I spent the night in reasonable comfort. The sleeping pad and the inflatable pillow were surprisingly comfy and the sleeping bag was cozy and kept me warm all throughout the night. I did wake up once by a rustling sound nearby, thinking that’s it, someone’s coming to murder me. After a few tense moments, I relaxed. It was just the wind. Once I had to get up to pee, which was startling because let me tell you, the forest gets real dark at night. My jokes earlier in the day about the Blair Witch Project took on a more sinister note.
I got up the next morning at dawn, broke camp and went down to the stream to get water. First I filled up a pouch, attached it to the filter and squeezed it through the filter into my bottle. This gets rid of almost everything nasty except for viruses.

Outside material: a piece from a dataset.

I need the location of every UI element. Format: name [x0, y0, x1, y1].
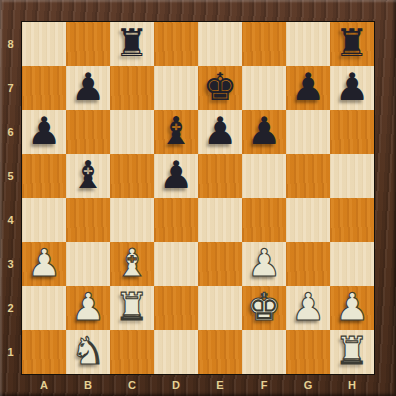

Then I used the steripen (which even neutralizes viruses by the use of ultraviolet light), mostly just to try it out, since viruses apparently aren’t a threat in our waters. Everything worked the way it should, no surprises here.
On the way home I got myself a little treat from the Roggwiler bakery: A Roggen-Sauerteigbrot. My brother recommended it to me. Knowing him to be quite the bread connoisseur, I was excited to try it. My first impressions were its unique smell and how small it was for its weight. I couldn’t quite get myself to like the smell, the taste was better though. And the consistency was amazing. I rate it 7/10.
All in all, I deem this expedition a success, despite some failures. My main goal was to familiarize myself with the equipment and check if everything works the way it’s supposed to. I hope you enjoyed reading about this little trip to the forest.